Challenges are manifold

BJP in Karnataka

Ultra right-wing leaders who talk of rewriting the Constitution and shooting progressive intellectuals in public must be ostracised and moderate voices within the party encouraged.

The performance of the BJP in the recent assembly elections in Karnataka, coming close to power, and the way it was finally made to sit in the opposition, provides an opportunity to analyse the role of the party in the state’s politics. The party was a non-entity in the electoral politics of the state till 1983, though as Jana Sangh it had won four seats in the 1967 assembly elections.

The BJP’s electoral debut coincided with Yeddyurappa becoming a member of the Karnataka legislative assembly in 1983, with the party winning 18 seats in that election. However, the party won only two seats in the 1985 election when Ramakrishna Hegde sought a fresh mandate, following the Janata Party’s dismal performance in the 1984 Lok Sabha election.
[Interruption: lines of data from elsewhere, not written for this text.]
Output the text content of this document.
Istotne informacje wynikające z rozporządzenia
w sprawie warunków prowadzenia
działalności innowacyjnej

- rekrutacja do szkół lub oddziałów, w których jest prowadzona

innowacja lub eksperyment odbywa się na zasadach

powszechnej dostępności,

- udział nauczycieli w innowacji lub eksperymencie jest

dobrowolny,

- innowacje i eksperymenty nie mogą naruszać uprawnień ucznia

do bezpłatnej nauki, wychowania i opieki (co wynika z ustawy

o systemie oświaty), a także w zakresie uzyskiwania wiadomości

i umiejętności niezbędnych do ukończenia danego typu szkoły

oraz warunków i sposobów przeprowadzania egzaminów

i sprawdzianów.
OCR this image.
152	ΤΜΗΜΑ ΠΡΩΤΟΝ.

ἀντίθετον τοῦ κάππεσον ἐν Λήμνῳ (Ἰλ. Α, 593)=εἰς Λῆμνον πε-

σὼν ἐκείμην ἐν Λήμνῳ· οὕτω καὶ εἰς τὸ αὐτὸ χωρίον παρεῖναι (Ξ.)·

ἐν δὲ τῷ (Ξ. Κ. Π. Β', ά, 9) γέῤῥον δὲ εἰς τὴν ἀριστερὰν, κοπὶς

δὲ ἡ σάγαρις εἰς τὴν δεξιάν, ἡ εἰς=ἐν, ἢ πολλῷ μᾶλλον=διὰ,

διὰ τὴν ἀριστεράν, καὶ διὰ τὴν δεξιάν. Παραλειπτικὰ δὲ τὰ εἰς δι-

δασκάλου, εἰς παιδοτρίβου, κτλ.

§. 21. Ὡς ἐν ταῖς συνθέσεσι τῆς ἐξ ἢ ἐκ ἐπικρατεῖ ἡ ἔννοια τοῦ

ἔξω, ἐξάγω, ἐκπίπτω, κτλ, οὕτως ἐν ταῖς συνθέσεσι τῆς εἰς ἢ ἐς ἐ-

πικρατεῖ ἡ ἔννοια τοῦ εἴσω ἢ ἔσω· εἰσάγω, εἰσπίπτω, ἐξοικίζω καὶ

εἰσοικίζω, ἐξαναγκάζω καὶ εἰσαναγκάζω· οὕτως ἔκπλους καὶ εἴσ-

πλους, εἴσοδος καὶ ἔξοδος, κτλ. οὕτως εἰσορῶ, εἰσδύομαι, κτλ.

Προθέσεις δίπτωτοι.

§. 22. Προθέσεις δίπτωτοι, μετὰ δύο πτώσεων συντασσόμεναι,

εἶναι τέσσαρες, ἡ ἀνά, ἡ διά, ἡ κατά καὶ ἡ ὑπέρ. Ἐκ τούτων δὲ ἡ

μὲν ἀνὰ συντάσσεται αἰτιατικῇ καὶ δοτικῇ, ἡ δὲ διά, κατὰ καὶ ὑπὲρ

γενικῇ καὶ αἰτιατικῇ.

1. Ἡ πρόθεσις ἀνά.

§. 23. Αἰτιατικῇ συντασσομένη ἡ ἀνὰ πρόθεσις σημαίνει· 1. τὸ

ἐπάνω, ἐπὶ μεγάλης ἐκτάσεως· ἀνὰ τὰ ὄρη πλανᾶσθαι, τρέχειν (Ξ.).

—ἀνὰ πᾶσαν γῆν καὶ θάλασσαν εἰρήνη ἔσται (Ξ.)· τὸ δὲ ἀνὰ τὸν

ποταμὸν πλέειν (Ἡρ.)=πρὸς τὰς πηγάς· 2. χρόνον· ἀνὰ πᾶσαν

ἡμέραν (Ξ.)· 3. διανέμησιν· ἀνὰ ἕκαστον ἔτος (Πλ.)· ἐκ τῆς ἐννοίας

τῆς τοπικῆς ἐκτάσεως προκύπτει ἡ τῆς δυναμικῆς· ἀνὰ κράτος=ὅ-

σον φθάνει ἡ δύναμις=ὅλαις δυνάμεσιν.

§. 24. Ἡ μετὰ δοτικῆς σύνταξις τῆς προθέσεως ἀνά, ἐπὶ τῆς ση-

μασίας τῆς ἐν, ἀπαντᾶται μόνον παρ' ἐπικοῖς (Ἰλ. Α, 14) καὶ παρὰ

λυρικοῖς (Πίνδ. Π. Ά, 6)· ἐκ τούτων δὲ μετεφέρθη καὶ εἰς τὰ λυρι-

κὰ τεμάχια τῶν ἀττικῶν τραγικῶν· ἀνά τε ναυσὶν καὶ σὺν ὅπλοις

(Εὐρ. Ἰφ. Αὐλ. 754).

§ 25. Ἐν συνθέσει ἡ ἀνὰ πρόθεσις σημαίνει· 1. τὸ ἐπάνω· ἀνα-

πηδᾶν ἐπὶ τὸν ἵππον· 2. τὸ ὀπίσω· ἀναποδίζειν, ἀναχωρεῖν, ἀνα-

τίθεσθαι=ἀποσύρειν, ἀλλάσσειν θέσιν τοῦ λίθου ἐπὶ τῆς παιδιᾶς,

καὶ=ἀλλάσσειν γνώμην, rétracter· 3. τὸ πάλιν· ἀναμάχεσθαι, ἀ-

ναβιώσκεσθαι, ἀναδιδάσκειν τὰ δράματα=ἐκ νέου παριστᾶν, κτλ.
The party’s position improved to four in 1989 and dropped to one in 1994.

But a decade later, the BJP had won 79 seats, more than a third of the 224-seat assembly, in the 2004 election.

Four years later, it came to power on its own, riding on a wave as it campaigned about HD Kumaraswamy’s betrayal of Yeddyurappa in the previous coalition arrangement.

Yeddyurappa, as chief minister, presented the first ever ‘agriculture budget’ and waived off the loans of farmers. However, he had to step down on corruption charges. He was replaced by DV Sadananda Gowda, who enjoyed a clean image and during whose time certain people-friendly governance reforms like ‘Sakala’ were introduced. But he, too, was replaced a year later by Jagadish Shettar, thanks to factional feuds in the party. In the 2013 election, the party fared badly, winning only 40 seats in the assembly. In the present assembly, the party has 104 members. Such has been the BJP’s electoral journey in the state.

An analysis of the BJP in state politics shows that it is largely perceived as a party with Lingayats as its main support base. Though Yeddyurappa has over the years built the party with his mass base and organisational capabilities, the role of Rama Bhat who helped the party win 18 seats in 1983, and in later years VS Acharya and Sadananda Gowda in the coastal region, BB Shivappa and KS Eshwarappa in Hassan and Shimoga districts, respectively, and Jagadish Shettar in North Karnataka, and HN Ananth Kumar and R Ashok in urban Bengaluru cannot be ignored.

Recently, there were rumours that Yeddyurappa would be replaced by another leader as state president of the party. But the BJP ‘High Command’ seems to have decided to retain him till the Lok Sabha elections are over. In the longer term, however, given Yeddyurappa’s age, the party will have to look for an equally mass-based leader with organisational skills and a pan-Karnataka image to head the state unit.

While the BJP needs to expand its electoral base in the southern region of the state, from a larger perspective, it has to accord priority to broadening its social base, too.

In the 2018 assembly election, the party won 16 seats in the SC category, largely those of the ‘left’ group from among SCs, who were dissatisfied with the Siddaramaiah government’s failure to implement the Sadashiva Commission recommendations, and nine seats from the ST group and 16 from the OBC category.

While this seems to be good performance, expanding the party’s outreach to the SC, ST and OBC categories would help it refurbish its image, which is largely of being a Lingayat-Brahmin-trader party. Influential SC, ST and OBC leaders will have to be given key decision-making positions in the party. It would also do good for the party to draw up plans for improving the living conditions of the disadvantaged sections of society. Likewise, it should truly reach out to the minorities if its secular credentials are to be believed.

The hard reality is that the party gave no tickets to Muslims in the recent election though it was the beneficiary of votes from some sections of Muslims. Strengthening the women’s wing and involving women in electoral politics in a substantial way also merits serious attention. The party has only three women MLAs in the present assembly.

The dilemma before the BJP at the national level, which is true at the state level, too, seems to be, how to reconcile its commitment to the core Hindutva ideology and associated vote bank with the compulsions of realpolitik.

It is imperative that the party commits itself unequivocally to the values of secularism and pluralism, which are the bedrock of Indian polity.

Ultra right-wing leaders who talk of rewriting the Constitution and shooting progressive intellectuals in public must be ostracised and moderate voices within the party encouraged. That is the only way the party can make itself acceptable to the larger Indian populace.

At the state level, the party would do well to function as a credible opposition, instead of constantly going into the past, as its leaders did during the recent budget session. Confronting the government by projecting policy alternatives from time to time is the best course of action to follow.

As regards the upcoming Lok Sabha election, though the top leadership of the party has not supported separate statehood for North Karnataka region, it has indirectly encouraged lower level local leaders to support such demands. The party may, however, exploit the wider issue of north-south divide for electoral advantage. The challenges are manifold and whether the party’s senior leaders can rise above their factionalism to tackle them will determine its future in Karnataka.